The Mail has learned that Bajjar arrived in the UK in February this year, apparently smuggled into the country in the boot of a car driven by a British woman — another volunteer at Care4Calais.
Once here, he blithely posted a video of a street singer in Central London on his Facebook page, writing that he ‘had to give him £10 as I didn’t have any change’.
One of his friends responded: ‘Your [sic] in London now Kimo, wahoo’.
While staying with the 30-year-old woman in London, he also visited the Manchester home of his British wife — as if this saga wasn’t bizarre enough. He’d married Carol Hutchings in Tunisia in 2014, not long before his odyssey to Europe began.
Mother-of-two Mrs Hutchings, 54, met Bajjar in a nightclub during a holiday in 2009. They kept in touch via Skype and married in Sousse in March 2014.
But when she realised Bajjar was only after her money, she refused to help him get into the UK. And when she heard he was posing as a Syrian refugee, she was horrified.
He returned to Calais at the end of May, smuggled by the 30-year-old woman who’d helped him before.
According to one of our sources, the woman was arrested by French police and questioned on suspicion of terrorism for three days before being released without charge.
Bajjar attacked the Care4Calais warehouse three days later. Understandably, she says she no longer wants anything to do with Bajjar who, it is painfully obvious, is anything but a vulnerable refugee.

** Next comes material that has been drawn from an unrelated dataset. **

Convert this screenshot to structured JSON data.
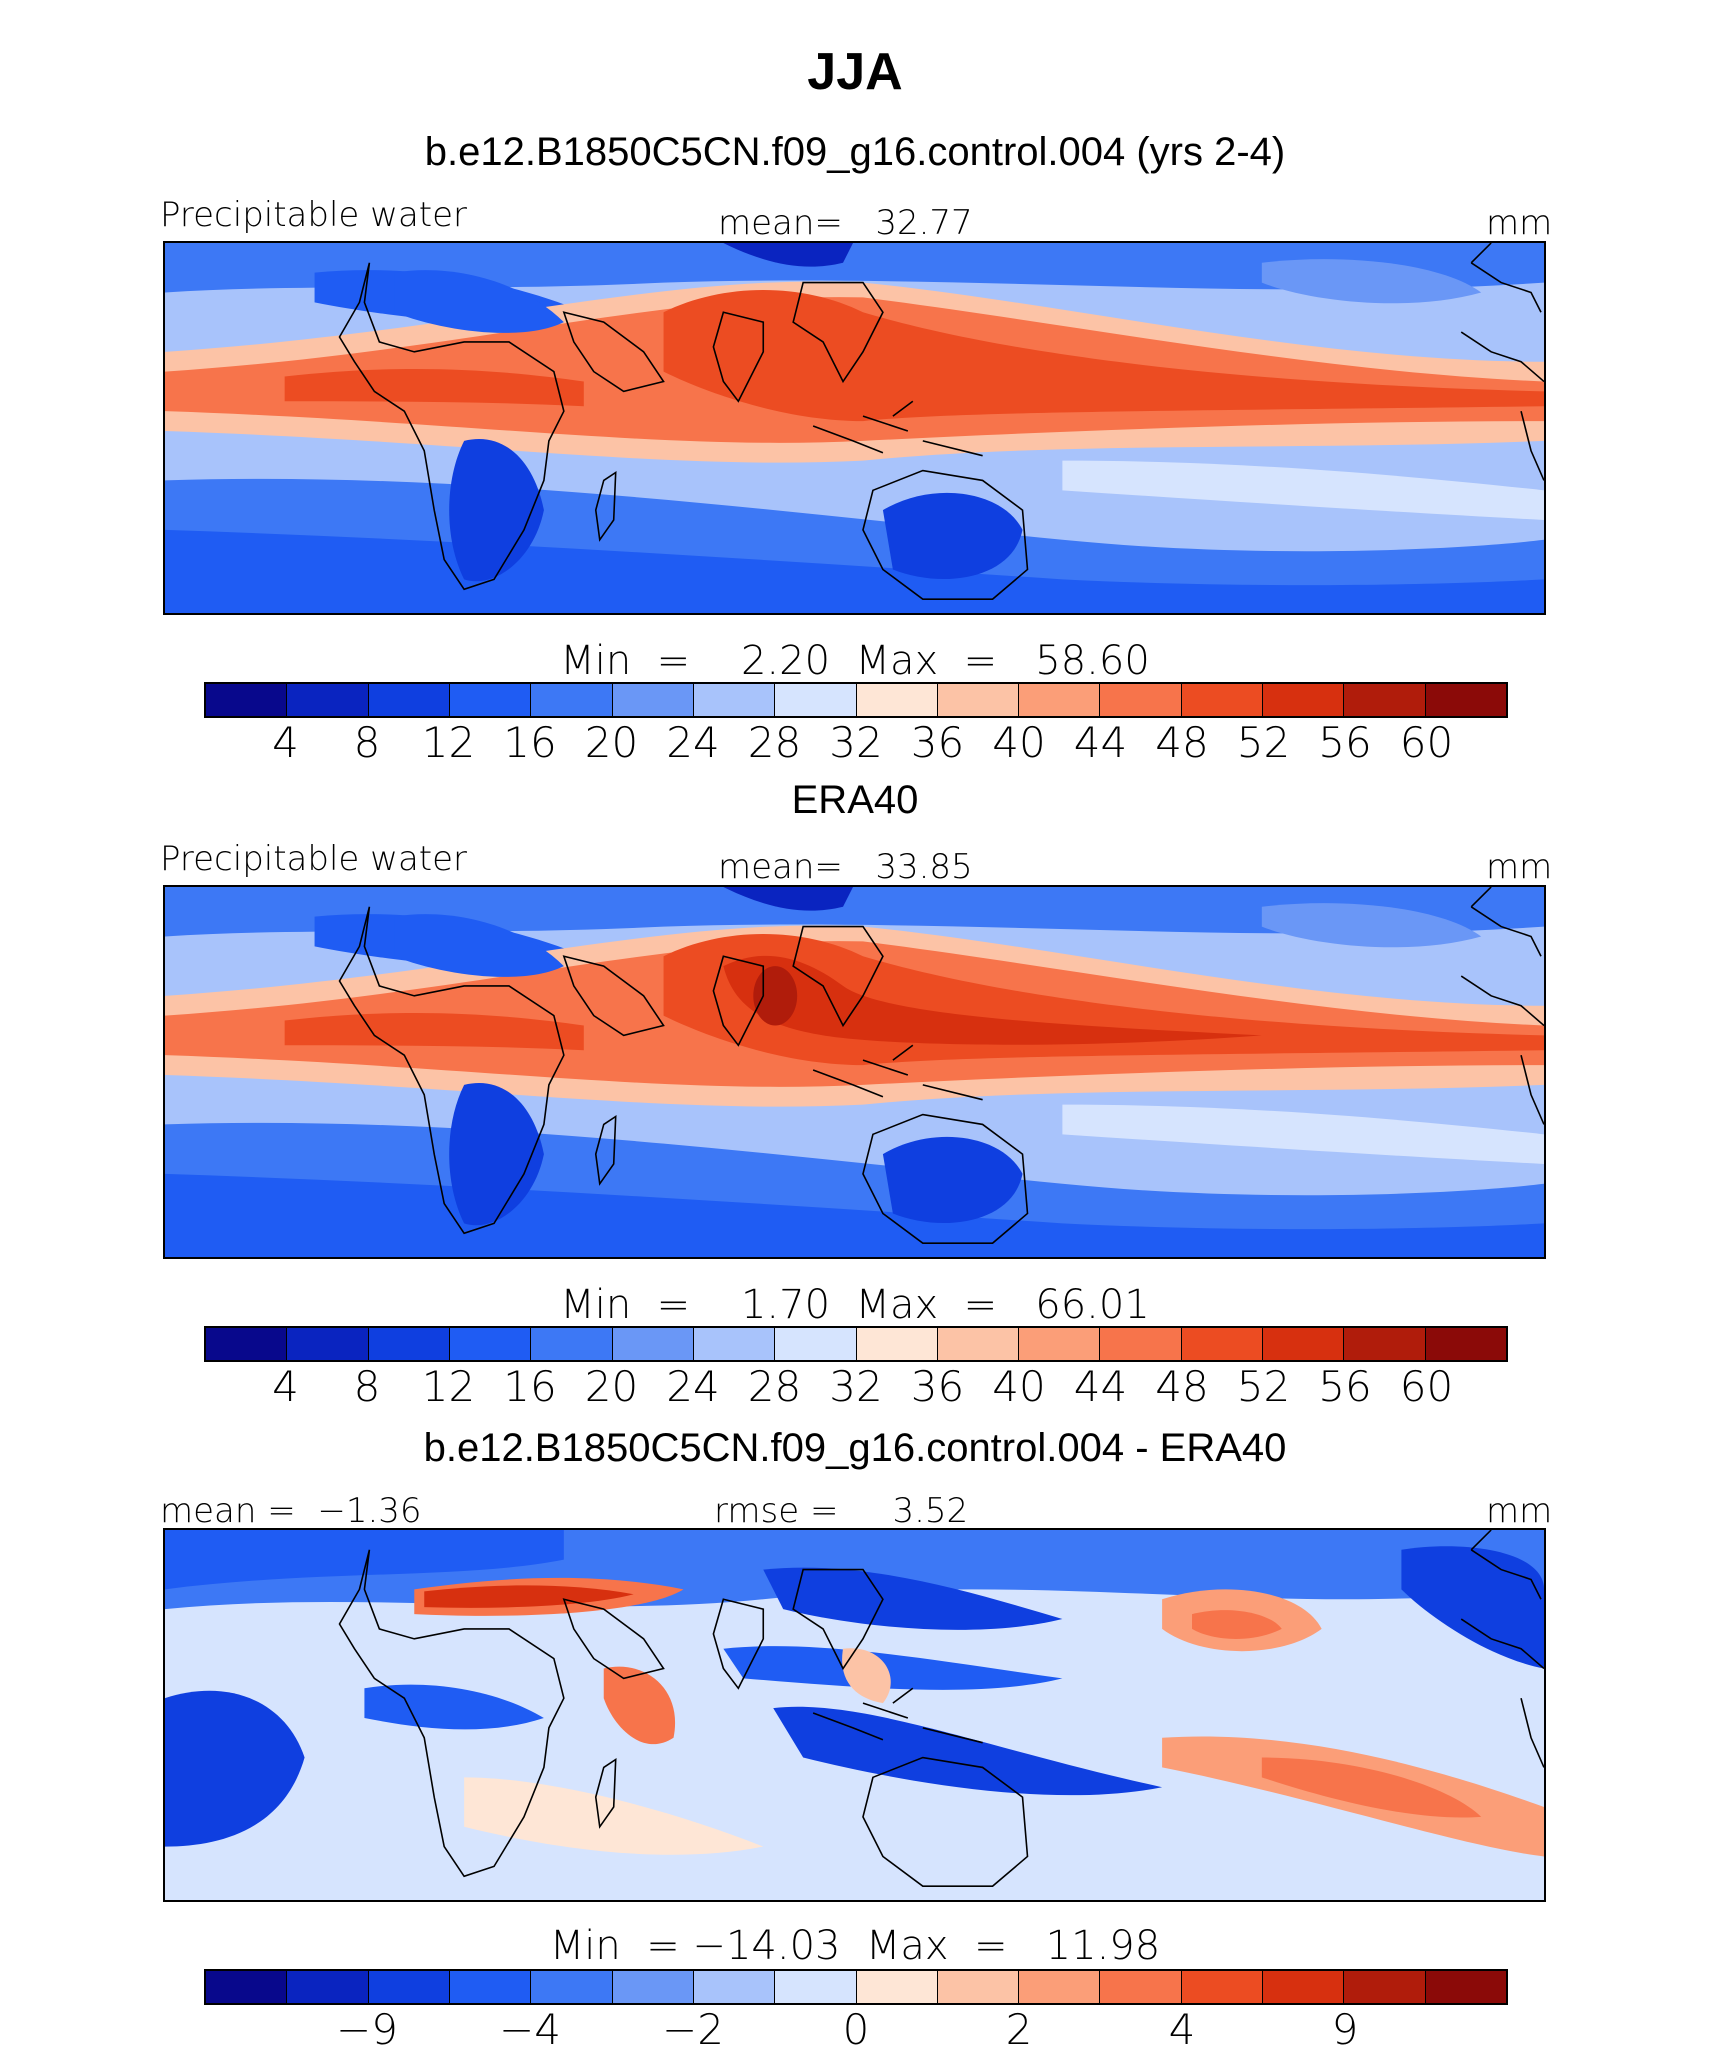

His middle-class family owns a souk in Sousse, the Tunisian town near the resort where a terrorist shot dead 30 British tourists in 2015. His parents are currently building a large multi-storey property in the city.
Bajjar left Tunisia in September 2014. According to Mrs Hutchings, his parents gave him ¤3,000 (about £2,600) to travel in a fishing boat from Tunis to Palermo, in Sicily, where he stayed with his sister for four months.

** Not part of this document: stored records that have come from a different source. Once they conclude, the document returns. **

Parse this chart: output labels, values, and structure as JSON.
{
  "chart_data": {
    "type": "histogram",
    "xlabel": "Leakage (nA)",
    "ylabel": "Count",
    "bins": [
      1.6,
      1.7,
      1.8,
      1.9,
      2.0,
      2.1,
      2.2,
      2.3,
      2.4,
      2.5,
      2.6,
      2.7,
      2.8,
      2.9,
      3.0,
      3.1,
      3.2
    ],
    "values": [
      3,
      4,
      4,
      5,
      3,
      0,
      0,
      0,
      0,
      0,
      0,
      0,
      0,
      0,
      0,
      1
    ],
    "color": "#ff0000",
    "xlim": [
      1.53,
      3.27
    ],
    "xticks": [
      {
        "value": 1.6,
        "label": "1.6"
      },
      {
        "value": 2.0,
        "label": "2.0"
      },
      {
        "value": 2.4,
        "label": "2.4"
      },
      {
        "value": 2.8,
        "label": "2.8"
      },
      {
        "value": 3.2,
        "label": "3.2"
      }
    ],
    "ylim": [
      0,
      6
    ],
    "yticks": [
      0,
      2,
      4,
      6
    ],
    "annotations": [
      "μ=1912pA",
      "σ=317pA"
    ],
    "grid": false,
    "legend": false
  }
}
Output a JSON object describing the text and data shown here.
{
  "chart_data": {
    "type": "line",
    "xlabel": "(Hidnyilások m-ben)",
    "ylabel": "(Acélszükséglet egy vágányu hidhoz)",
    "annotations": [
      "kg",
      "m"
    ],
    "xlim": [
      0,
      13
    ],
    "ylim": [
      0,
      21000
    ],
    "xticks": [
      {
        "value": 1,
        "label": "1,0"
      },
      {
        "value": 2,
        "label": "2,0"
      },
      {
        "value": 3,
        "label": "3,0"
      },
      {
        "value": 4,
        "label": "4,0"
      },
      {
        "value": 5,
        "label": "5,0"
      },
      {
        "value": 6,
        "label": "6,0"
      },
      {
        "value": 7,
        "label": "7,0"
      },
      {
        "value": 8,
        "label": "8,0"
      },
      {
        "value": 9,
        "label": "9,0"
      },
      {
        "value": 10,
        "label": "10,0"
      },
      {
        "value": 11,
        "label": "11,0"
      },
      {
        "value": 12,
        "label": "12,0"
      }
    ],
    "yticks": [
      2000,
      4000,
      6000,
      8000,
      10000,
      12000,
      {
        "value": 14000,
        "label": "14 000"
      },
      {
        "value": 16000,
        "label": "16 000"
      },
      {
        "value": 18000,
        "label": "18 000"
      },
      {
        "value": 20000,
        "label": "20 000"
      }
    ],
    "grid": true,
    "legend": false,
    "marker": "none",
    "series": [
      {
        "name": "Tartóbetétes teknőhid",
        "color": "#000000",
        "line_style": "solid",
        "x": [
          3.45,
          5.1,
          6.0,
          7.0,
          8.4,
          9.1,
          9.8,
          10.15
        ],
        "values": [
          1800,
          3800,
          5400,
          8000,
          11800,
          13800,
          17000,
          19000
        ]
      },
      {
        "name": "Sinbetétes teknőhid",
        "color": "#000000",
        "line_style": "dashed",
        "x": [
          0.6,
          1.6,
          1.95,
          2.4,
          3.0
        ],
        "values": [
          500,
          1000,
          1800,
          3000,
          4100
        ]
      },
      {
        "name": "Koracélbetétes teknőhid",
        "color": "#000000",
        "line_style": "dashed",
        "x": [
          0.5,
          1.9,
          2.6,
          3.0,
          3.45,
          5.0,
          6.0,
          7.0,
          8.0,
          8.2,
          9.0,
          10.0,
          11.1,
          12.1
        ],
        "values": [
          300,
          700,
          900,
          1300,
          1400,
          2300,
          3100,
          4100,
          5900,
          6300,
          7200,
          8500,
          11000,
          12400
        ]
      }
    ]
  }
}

When he next called Mrs Hutchings, he was in Germany, where he claimed asylum-seeker’s allowance by posing as a Syrian while working at a Coca-Cola factory just over the border in Poland.
Eventually, however, the Germany authorities found out that Bajjar was Tunisian — everyone over the age of 16 in Tunisia is fingerprinted and they were able to match his prints.
He left Hamburg in July 2015 before he could be deported, and headed to Calais, arriving days after David Cameron was condemned for describing migrants as ‘a swarm of people coming across the Mediterranean, seeking a better life, wanting to come to Britain.’
It was there that he met Mrs Moseley, a high-flying accountant who has worked with firms including Ernst & Young and Deloitte while regularly carrying out charity work.
She was a long-serving Prince’s Trust volunteer, providing free start-up advice to new businesses.